The OOM killer isn't a bug. It's a feature—the kernel's last resort when all other memory management strategies have failed. The problem is that most engineers treat it like a random event that "just happens sometimes."

It doesn't just happen. It happens because your mental model of memory doesn't match how the kernel actually works. The gap between "memory used" and "memory committed" is where production incidents hide.

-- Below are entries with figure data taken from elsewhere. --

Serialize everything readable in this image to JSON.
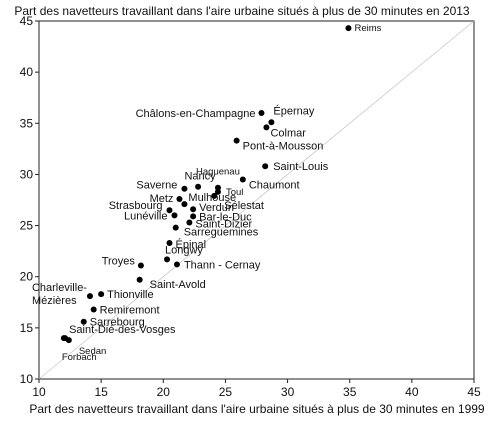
{
  "chart_data": {
    "type": "scatter",
    "title": "Part des navetteurs travaillant dans l'aire urbaine situés à plus de 30 minutes en 2013",
    "xlabel": "Part des navetteurs travaillant dans l'aire urbaine situés à plus de 30 minutes en 1999",
    "ylabel": "",
    "xlim": [
      10,
      45
    ],
    "ylim": [
      10,
      45
    ],
    "xticks": [
      10,
      15,
      20,
      25,
      30,
      35,
      40,
      45
    ],
    "yticks": [
      10,
      15,
      20,
      25,
      30,
      35,
      40,
      45
    ],
    "grid": false,
    "reference_line": "y = x",
    "marker_color": "#000000",
    "reference_line_color": "#c8c8c8",
    "points": [
      {
        "label": "Reims",
        "x": 34.9,
        "y": 44.3
      },
      {
        "label": "Châlons-en-Champagne",
        "x": 27.9,
        "y": 36.0
      },
      {
        "label": "Épernay",
        "x": 28.7,
        "y": 35.1
      },
      {
        "label": "Colmar",
        "x": 28.3,
        "y": 34.6
      },
      {
        "label": "Pont-à-Mousson",
        "x": 25.9,
        "y": 33.3
      },
      {
        "label": "Saint-Louis",
        "x": 28.2,
        "y": 30.8
      },
      {
        "label": "Haguenau",
        "x": 24.4,
        "y": 28.7
      },
      {
        "label": "Chaumont",
        "x": 26.4,
        "y": 29.5
      },
      {
        "label": "Nancy",
        "x": 22.8,
        "y": 28.8
      },
      {
        "label": "Saverne",
        "x": 21.7,
        "y": 28.6
      },
      {
        "label": "Toul",
        "x": 24.4,
        "y": 28.3
      },
      {
        "label": "Metz",
        "x": 21.3,
        "y": 27.6
      },
      {
        "label": "Mulhouse",
        "x": 21.7,
        "y": 27.1
      },
      {
        "label": "Sélestat",
        "x": 24.1,
        "y": 27.9
      },
      {
        "label": "Strasbourg",
        "x": 20.5,
        "y": 26.5
      },
      {
        "label": "Verdun",
        "x": 22.4,
        "y": 26.6
      },
      {
        "label": "Lunéville",
        "x": 20.9,
        "y": 26.0
      },
      {
        "label": "Bar-le-Duc",
        "x": 22.4,
        "y": 25.9
      },
      {
        "label": "Saint-Dizier",
        "x": 22.1,
        "y": 25.3
      },
      {
        "label": "Sarreguemines",
        "x": 21.0,
        "y": 24.8
      },
      {
        "label": "Épinal",
        "x": 20.5,
        "y": 23.3
      },
      {
        "label": "Longwy",
        "x": 20.3,
        "y": 21.7
      },
      {
        "label": "Troyes",
        "x": 18.2,
        "y": 21.1
      },
      {
        "label": "Thann - Cernay",
        "x": 21.1,
        "y": 21.2
      },
      {
        "label": "Saint-Avold",
        "x": 18.1,
        "y": 19.7
      },
      {
        "label": "Charleville-Mézières",
        "x": 14.1,
        "y": 18.1
      },
      {
        "label": "Thionville",
        "x": 15.0,
        "y": 18.3
      },
      {
        "label": "Remiremont",
        "x": 14.4,
        "y": 16.8
      },
      {
        "label": "Sarrebourg",
        "x": 13.6,
        "y": 15.6
      },
      {
        "label": "Saint-Dié-des-Vosges",
        "x": 12.1,
        "y": 14.0
      },
      {
        "label": "Sedan",
        "x": 12.4,
        "y": 13.8
      },
      {
        "label": "Forbach",
        "x": 12.0,
        "y": 14.0
      }
    ]
  }
}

Check your Committed_AS right now. If it's higher than your physical memory plus swap, you're living on borrowed time. The question isn't whether you'll hit the OOM killer—it's which process will die when you do.

Don't find out at 2 AM.

If you've survived your own OOM kill stories, you know the feeling of watching processes die for seemingly impossible reasons. The kernel is doing exactly what it was designed to do—the problem is usually that we didn't understand the design.